Aw she's a roan blaze. I've been dying for a blaze! I think they're the cutiest!

Sent from Petguide.com Free App


----------



## Mitsy (Apr 8, 2013)

Awe  I'm jealous I want a blaze rat 


Sent from Petguide.com Free App


----------



## alexn (Sep 30, 2012)

Little and large  (this size difference is why she's not going in with the other girls for a while...)









Sent from Petguide.com Free App


----------



## Endgame (Dec 21, 2013)

Haha, looks cute..And certainly looks Roan.


----------



## alexn (Sep 30, 2012)

saratherussiandog said:


> Aww.. She's so pretty. So how is she doing? I wish they had roan colored rats here.

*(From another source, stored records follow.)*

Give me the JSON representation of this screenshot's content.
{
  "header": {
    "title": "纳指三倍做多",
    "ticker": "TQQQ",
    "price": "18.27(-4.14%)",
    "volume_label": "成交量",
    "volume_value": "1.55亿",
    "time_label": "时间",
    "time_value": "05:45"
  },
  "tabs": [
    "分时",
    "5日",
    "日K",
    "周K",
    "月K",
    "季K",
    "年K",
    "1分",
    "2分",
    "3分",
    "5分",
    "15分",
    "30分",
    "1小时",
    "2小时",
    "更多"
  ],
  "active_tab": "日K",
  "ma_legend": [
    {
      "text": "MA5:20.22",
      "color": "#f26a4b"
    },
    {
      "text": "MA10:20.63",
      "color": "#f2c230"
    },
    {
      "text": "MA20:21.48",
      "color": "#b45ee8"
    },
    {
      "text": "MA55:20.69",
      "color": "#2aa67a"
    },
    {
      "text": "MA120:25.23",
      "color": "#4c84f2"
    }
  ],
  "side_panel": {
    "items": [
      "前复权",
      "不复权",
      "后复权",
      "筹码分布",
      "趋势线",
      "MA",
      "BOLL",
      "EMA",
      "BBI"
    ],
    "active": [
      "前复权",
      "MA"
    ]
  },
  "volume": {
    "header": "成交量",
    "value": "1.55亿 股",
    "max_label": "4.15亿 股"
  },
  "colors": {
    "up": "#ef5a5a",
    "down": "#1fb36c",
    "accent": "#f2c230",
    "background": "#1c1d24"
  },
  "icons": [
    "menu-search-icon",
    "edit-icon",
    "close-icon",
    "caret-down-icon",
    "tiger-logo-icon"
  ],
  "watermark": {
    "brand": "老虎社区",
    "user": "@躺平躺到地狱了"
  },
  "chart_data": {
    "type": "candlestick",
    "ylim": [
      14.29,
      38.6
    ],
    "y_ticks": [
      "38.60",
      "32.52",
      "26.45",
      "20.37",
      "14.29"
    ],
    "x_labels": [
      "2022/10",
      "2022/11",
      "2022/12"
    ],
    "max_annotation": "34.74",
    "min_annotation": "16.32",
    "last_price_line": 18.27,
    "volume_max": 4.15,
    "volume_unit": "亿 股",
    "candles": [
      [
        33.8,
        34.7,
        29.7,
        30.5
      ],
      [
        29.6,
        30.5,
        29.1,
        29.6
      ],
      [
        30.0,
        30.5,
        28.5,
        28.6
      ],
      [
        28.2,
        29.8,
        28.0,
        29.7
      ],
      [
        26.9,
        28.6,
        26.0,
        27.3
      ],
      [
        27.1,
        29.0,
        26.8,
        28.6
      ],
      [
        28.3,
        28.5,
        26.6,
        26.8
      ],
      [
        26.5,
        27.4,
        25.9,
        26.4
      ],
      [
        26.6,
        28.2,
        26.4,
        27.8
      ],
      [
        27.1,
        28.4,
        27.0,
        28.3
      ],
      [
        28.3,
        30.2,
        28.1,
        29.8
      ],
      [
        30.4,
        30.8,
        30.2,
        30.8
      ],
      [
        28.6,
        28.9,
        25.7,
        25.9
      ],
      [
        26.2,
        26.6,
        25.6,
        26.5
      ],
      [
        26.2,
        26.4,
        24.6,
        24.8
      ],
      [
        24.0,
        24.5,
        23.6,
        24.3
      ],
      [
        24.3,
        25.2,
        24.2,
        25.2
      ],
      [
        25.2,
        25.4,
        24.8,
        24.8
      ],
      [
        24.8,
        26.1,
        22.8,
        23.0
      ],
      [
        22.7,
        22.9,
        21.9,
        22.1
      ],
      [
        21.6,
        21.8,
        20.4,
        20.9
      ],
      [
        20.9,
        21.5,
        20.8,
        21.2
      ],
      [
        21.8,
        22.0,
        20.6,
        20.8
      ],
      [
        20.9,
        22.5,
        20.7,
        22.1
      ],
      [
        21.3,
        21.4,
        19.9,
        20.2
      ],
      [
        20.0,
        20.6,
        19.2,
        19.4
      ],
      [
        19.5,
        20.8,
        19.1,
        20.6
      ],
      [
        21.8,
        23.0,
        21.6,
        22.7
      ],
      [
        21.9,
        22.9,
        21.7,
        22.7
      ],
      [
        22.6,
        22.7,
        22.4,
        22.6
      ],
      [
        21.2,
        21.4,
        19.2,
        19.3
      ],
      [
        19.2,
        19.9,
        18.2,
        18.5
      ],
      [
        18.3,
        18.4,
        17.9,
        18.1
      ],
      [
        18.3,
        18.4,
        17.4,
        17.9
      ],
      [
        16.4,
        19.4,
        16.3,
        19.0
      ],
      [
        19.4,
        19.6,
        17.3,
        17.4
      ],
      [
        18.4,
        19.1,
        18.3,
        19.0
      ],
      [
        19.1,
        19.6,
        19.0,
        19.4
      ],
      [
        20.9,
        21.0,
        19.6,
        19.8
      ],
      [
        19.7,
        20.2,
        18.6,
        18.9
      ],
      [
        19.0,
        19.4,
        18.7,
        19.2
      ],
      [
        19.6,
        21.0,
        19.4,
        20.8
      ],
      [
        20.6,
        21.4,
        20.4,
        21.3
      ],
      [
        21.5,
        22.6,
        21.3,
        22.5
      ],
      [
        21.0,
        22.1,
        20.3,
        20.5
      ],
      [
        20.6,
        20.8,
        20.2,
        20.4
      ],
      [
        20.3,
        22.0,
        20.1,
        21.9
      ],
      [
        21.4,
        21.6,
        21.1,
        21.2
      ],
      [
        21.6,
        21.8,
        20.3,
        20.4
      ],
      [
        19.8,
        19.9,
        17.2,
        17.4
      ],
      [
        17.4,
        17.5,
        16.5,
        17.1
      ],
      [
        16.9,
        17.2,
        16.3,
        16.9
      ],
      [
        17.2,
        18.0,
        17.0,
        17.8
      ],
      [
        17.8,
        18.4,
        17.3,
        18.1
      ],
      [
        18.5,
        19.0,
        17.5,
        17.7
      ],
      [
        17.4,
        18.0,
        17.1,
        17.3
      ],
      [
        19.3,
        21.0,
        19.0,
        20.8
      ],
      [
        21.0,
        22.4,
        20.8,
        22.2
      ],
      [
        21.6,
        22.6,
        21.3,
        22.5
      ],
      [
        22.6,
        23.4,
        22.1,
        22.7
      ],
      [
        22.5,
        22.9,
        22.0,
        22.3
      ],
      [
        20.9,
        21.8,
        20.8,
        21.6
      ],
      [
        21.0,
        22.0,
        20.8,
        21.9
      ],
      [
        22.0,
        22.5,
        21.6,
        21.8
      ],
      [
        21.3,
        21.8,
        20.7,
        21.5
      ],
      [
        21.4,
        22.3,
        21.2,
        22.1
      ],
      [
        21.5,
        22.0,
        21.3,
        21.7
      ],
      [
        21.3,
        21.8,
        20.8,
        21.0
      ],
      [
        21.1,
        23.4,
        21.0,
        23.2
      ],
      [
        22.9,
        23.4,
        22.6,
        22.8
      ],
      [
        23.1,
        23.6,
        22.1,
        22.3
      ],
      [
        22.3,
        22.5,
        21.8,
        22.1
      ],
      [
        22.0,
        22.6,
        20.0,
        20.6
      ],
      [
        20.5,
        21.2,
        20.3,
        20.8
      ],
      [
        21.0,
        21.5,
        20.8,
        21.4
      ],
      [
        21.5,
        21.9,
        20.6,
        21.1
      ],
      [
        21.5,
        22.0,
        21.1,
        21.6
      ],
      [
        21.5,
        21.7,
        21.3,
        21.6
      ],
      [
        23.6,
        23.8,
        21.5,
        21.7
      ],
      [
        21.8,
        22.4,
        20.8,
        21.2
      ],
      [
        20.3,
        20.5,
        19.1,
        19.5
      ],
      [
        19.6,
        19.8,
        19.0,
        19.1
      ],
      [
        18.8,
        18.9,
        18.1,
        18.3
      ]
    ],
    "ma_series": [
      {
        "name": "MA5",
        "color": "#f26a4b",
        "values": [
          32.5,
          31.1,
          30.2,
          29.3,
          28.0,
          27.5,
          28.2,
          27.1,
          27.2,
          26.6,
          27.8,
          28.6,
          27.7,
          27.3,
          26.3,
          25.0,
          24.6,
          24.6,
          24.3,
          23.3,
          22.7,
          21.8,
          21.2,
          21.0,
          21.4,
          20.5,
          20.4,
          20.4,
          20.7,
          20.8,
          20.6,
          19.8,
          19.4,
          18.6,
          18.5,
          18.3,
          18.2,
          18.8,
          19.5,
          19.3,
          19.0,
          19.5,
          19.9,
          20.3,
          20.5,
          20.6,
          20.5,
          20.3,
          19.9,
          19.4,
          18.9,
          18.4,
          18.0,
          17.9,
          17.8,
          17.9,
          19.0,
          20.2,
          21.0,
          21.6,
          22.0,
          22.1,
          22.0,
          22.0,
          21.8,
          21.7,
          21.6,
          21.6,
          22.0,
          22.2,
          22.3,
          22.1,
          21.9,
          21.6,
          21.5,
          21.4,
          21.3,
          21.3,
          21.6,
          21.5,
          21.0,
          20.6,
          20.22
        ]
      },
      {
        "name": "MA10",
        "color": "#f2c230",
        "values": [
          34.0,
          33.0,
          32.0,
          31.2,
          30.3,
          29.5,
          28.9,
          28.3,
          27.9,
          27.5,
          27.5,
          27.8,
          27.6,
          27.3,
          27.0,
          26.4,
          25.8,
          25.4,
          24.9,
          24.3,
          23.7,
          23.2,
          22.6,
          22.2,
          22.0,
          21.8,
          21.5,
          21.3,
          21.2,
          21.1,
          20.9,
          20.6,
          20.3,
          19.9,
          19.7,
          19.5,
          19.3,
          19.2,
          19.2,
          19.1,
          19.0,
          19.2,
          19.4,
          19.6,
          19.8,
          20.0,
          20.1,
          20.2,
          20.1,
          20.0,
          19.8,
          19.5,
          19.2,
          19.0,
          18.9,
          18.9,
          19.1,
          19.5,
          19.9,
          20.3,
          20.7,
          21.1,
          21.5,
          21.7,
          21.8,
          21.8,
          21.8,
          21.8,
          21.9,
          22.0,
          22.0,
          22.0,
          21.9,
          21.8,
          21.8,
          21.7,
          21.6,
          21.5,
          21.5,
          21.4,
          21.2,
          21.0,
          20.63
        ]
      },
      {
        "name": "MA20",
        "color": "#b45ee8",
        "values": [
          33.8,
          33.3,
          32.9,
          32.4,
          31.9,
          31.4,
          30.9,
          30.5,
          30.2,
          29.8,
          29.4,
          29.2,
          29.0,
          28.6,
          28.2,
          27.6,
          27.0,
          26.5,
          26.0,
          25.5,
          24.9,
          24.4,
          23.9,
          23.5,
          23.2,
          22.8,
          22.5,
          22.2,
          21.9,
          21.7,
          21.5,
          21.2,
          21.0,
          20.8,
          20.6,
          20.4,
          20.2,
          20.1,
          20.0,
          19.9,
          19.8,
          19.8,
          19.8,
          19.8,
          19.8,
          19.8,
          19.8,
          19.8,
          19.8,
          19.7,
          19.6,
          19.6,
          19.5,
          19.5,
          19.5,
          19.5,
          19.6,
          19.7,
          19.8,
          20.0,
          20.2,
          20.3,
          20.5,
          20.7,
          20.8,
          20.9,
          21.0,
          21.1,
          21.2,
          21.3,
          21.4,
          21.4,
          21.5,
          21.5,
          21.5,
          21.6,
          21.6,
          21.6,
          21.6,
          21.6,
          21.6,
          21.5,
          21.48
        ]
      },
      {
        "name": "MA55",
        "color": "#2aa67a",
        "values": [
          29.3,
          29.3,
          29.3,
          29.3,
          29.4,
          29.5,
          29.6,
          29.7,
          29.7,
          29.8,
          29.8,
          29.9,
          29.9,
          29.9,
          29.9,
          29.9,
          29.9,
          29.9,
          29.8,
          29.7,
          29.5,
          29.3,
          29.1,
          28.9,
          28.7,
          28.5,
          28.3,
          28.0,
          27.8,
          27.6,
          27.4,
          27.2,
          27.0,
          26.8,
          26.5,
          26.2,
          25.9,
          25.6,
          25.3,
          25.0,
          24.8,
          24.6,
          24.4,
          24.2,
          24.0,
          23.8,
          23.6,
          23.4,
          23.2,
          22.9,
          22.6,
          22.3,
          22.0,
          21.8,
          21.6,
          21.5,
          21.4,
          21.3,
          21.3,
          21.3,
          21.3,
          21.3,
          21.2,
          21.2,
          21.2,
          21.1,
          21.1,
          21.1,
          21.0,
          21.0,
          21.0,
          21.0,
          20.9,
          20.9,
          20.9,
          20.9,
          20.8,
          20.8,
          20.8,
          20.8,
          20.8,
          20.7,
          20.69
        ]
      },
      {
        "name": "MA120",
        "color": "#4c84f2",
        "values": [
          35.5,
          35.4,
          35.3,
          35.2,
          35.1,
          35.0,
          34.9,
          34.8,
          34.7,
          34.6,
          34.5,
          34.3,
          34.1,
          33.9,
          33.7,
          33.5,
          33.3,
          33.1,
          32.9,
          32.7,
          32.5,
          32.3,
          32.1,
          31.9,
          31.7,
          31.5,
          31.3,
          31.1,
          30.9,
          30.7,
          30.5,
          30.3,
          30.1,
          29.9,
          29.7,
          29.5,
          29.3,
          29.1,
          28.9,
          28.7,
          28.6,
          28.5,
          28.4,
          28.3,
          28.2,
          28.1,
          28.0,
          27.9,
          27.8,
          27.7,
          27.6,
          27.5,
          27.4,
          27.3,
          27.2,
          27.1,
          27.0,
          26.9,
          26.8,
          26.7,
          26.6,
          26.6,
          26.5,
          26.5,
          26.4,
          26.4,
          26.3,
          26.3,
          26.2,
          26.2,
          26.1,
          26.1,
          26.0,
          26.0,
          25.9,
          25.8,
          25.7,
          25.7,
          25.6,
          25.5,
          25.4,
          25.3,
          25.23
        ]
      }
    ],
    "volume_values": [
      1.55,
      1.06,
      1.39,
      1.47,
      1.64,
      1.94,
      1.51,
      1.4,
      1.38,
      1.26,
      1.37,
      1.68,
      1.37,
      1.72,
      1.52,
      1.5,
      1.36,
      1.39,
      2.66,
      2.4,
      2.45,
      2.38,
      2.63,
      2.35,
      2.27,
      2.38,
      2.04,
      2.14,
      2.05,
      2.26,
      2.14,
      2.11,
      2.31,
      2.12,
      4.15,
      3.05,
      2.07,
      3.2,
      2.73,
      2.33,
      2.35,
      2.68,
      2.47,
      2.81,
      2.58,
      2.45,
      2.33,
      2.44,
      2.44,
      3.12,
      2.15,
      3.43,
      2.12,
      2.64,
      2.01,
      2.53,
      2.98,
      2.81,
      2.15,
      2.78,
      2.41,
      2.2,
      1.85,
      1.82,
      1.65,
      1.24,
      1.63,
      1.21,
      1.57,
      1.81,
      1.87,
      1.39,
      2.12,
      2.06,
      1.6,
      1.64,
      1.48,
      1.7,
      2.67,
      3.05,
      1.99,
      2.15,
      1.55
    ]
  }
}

She's fine  she spent the first night hiding, and most of the next day - but we brought her cage to where we had the other girls out, and she immediately brightened up - they'll climb on the bars, so will she . Since then she's been out and about, and the other night I bit the bullet, grabbed her, and held her. She screeched and struggled (yet no fear pooing...) For five minutes, then calmed right down 

She's still pretty wriggly, but she's actually less of a grump about being picked up than Poppy 

Sent from Petguide.com Free App


----------



## Eden10 (Aug 11, 2012)

Awww my dream rat! I wish they were more common here in the states. Shes gorgeous


----------



## alexn (Sep 30, 2012)

Lily loves her new massive wheel 









Sent from Petguide.com Free App


----------